Kammy: How’s life back there?
Me: Feels like I’m fourteen again with how quiet this house is.
Kammy: I’m sorry, buddy.
I’m backin my old room for a couple of days. Honestly, I should have stayed in Cincinnati for the break. Curiosity is a terrible devil that got the best of me and I chose to come home, hoping that a different scene would greet me.
But my wishful thinking let me down. No food was being prepped, no TV to greet me or laughter from my parents…it’s like they chose to ignore this holiday. Hiding in their office to work until they couldn’t anymore.
While our relationship is slightly better than it was when I was in high school, it’s still not overly familial. We don’t randomly text or call to check in. It’s like we know we’re all related so we do the bare minimum.
So I’m up in the little room I brought James up to the first time we hung out. The room that overlooks the backyard, along with the Hayes’s backyard, and the stillness between the two is chilling. It’s as if no life has been lived for the past couple of years. It’s like this part of life has been frozen.
The ghost of my past life swallows me up. Memories from our time spent up here hit me at full force. Pictures of James and I decorate the wall and any available flat surface: ice cream shop napkins, my violin case collecting dust along the wall, and mementos that remind me of us threaten to suffocate me.
My throat closes up at the realization that coming back here was a mistake.
Running out of my room and away from the memories, I run into my dad in the hallway.
“Woah! Kiddo. Are you okay?” He steadies me with his hands gripping my upper arms to steady me.
I can’t speak. All I can do is shake my head as tears cloud my vision. My dad pulls me into his chest as the tears fall. I can’t do anything to stop them. The sobs of loss take over my body as the grief proves it never intended to loosen its hold on me. My dad continues to hold me in the upstairs hallway of the house. He’s never been an affectionate man but knowing that his daughter hasn’t stopped breaking for the last two years, has to break down some of his walls.

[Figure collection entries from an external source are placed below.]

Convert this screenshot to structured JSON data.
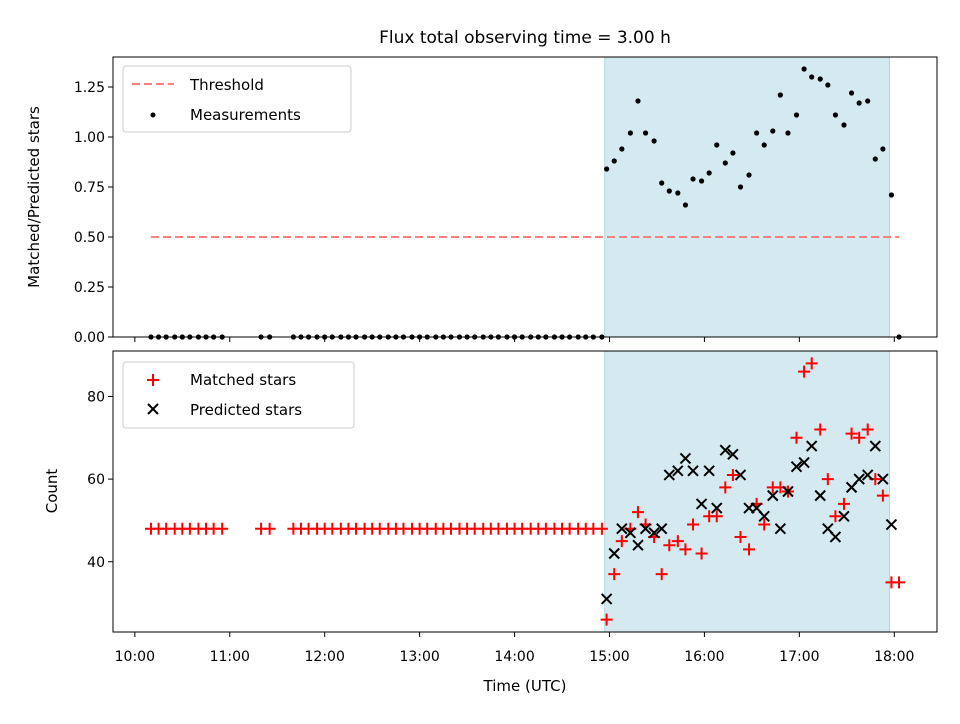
{
  "chart_data": {
    "type": "scatter",
    "title": "Flux total observing time = 3.00 h",
    "xlabel": "Time (UTC)",
    "x_ticks": [
      "10:00",
      "11:00",
      "12:00",
      "13:00",
      "14:00",
      "15:00",
      "16:00",
      "17:00",
      "18:00"
    ],
    "xlim_hours": [
      9.77,
      18.45
    ],
    "highlight_span_hours": [
      14.95,
      17.95
    ],
    "shading_color": "#d4eaf0",
    "panels": [
      {
        "ylabel": "Matched/Predicted stars",
        "ylim": [
          0,
          1.4
        ],
        "y_ticks": [
          "0.00",
          "0.25",
          "0.50",
          "0.75",
          "1.00",
          "1.25"
        ],
        "legend_position": "top-left",
        "series": [
          {
            "name": "Threshold",
            "kind": "dashed-line",
            "color": "#ff7f7f",
            "x": [
              10.17,
              18.05
            ],
            "y": [
              0.5,
              0.5
            ]
          },
          {
            "name": "Measurements",
            "kind": "dot",
            "color": "#000000",
            "x": [
              10.17,
              10.25,
              10.33,
              10.42,
              10.5,
              10.58,
              10.67,
              10.75,
              10.83,
              10.92,
              11.33,
              11.42,
              11.67,
              11.75,
              11.83,
              11.92,
              12.0,
              12.08,
              12.17,
              12.25,
              12.33,
              12.42,
              12.5,
              12.58,
              12.67,
              12.75,
              12.83,
              12.92,
              13.0,
              13.08,
              13.17,
              13.25,
              13.33,
              13.42,
              13.5,
              13.58,
              13.67,
              13.75,
              13.83,
              13.92,
              14.0,
              14.08,
              14.17,
              14.25,
              14.33,
              14.42,
              14.5,
              14.58,
              14.67,
              14.75,
              14.83,
              14.92,
              14.97,
              15.05,
              15.13,
              15.22,
              15.3,
              15.38,
              15.47,
              15.55,
              15.63,
              15.72,
              15.8,
              15.88,
              15.97,
              16.05,
              16.13,
              16.22,
              16.3,
              16.38,
              16.47,
              16.55,
              16.63,
              16.72,
              16.8,
              16.88,
              16.97,
              17.05,
              17.13,
              17.22,
              17.3,
              17.38,
              17.47,
              17.55,
              17.63,
              17.72,
              17.8,
              17.88,
              17.97,
              18.05
            ],
            "y": [
              0,
              0,
              0,
              0,
              0,
              0,
              0,
              0,
              0,
              0,
              0,
              0,
              0,
              0,
              0,
              0,
              0,
              0,
              0,
              0,
              0,
              0,
              0,
              0,
              0,
              0,
              0,
              0,
              0,
              0,
              0,
              0,
              0,
              0,
              0,
              0,
              0,
              0,
              0,
              0,
              0,
              0,
              0,
              0,
              0,
              0,
              0,
              0,
              0,
              0,
              0,
              0,
              0.84,
              0.88,
              0.94,
              1.02,
              1.18,
              1.02,
              0.98,
              0.77,
              0.73,
              0.72,
              0.66,
              0.79,
              0.78,
              0.82,
              0.96,
              0.87,
              0.92,
              0.75,
              0.81,
              1.02,
              0.96,
              1.03,
              1.21,
              1.02,
              1.11,
              1.34,
              1.3,
              1.29,
              1.26,
              1.11,
              1.06,
              1.22,
              1.17,
              1.18,
              0.89,
              0.94,
              0.71,
              0.0
            ]
          }
        ]
      },
      {
        "ylabel": "Count",
        "ylim": [
          23,
          91
        ],
        "y_ticks": [
          "40",
          "60",
          "80"
        ],
        "legend_position": "top-left",
        "series": [
          {
            "name": "Matched stars",
            "kind": "plus",
            "color": "#ff0000",
            "x": [
              10.17,
              10.25,
              10.33,
              10.42,
              10.5,
              10.58,
              10.67,
              10.75,
              10.83,
              10.92,
              11.33,
              11.42,
              11.67,
              11.75,
              11.83,
              11.92,
              12.0,
              12.08,
              12.17,
              12.25,
              12.33,
              12.42,
              12.5,
              12.58,
              12.67,
              12.75,
              12.83,
              12.92,
              13.0,
              13.08,
              13.17,
              13.25,
              13.33,
              13.42,
              13.5,
              13.58,
              13.67,
              13.75,
              13.83,
              13.92,
              14.0,
              14.08,
              14.17,
              14.25,
              14.33,
              14.42,
              14.5,
              14.58,
              14.67,
              14.75,
              14.83,
              14.92,
              14.97,
              15.05,
              15.13,
              15.22,
              15.3,
              15.38,
              15.47,
              15.55,
              15.63,
              15.72,
              15.8,
              15.88,
              15.97,
              16.05,
              16.13,
              16.22,
              16.3,
              16.38,
              16.47,
              16.55,
              16.63,
              16.72,
              16.8,
              16.88,
              16.97,
              17.05,
              17.13,
              17.22,
              17.3,
              17.38,
              17.47,
              17.55,
              17.63,
              17.72,
              17.8,
              17.88,
              17.97,
              18.05
            ],
            "y": [
              48,
              48,
              48,
              48,
              48,
              48,
              48,
              48,
              48,
              48,
              48,
              48,
              48,
              48,
              48,
              48,
              48,
              48,
              48,
              48,
              48,
              48,
              48,
              48,
              48,
              48,
              48,
              48,
              48,
              48,
              48,
              48,
              48,
              48,
              48,
              48,
              48,
              48,
              48,
              48,
              48,
              48,
              48,
              48,
              48,
              48,
              48,
              48,
              48,
              48,
              48,
              48,
              26,
              37,
              45,
              48,
              52,
              49,
              46,
              37,
              44,
              45,
              43,
              49,
              42,
              51,
              51,
              58,
              61,
              46,
              43,
              54,
              49,
              58,
              58,
              57,
              70,
              86,
              88,
              72,
              60,
              51,
              54,
              71,
              70,
              72,
              60,
              56,
              35,
              35
            ]
          },
          {
            "name": "Predicted stars",
            "kind": "x",
            "color": "#000000",
            "x": [
              14.97,
              15.05,
              15.13,
              15.22,
              15.3,
              15.38,
              15.47,
              15.55,
              15.63,
              15.72,
              15.8,
              15.88,
              15.97,
              16.05,
              16.13,
              16.22,
              16.3,
              16.38,
              16.47,
              16.55,
              16.63,
              16.72,
              16.8,
              16.88,
              16.97,
              17.05,
              17.13,
              17.22,
              17.3,
              17.38,
              17.47,
              17.55,
              17.63,
              17.72,
              17.8,
              17.88,
              17.97
            ],
            "y": [
              31,
              42,
              48,
              47,
              44,
              48,
              47,
              48,
              61,
              62,
              65,
              62,
              54,
              62,
              53,
              67,
              66,
              61,
              53,
              53,
              51,
              56,
              48,
              57,
              63,
              64,
              68,
              56,
              48,
              46,
              51,
              58,
              60,
              61,
              68,
              60,
              49
            ]
          }
        ]
      }
    ]
  }
}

“I’ll never be able to understand what it’s like to lose someone the way you did. And I can’t say just move on and you’ll be fine.”
The tears refuse to stop. “Dad, it hurts. Every day my heart hurts.”
The ache that made itself known when James was taken still lets me know it hasn’t gone anywhere. Now I understand why some people stay widows. It’s hard to imagine your life without the one that made you whole.
“I know, pumpkin. One day, while the pain won’t go away, you’ll find someone to help carry the weight of it. And when that day comes, you’ll look in the mirror and smile when you see how your life turned out. It might not be with the boy you pictured, but it’ll be with someone who understands your pain and doesn’t make you try to mask it.” My dad’s voice has lost all of the boom as he comforts me.
I feel a presence at my back until I feel my mom sandwich me between them. These are the parents I wanted when I was a teenager. These are the parents who helped me live when living was the last thing I wanted to do.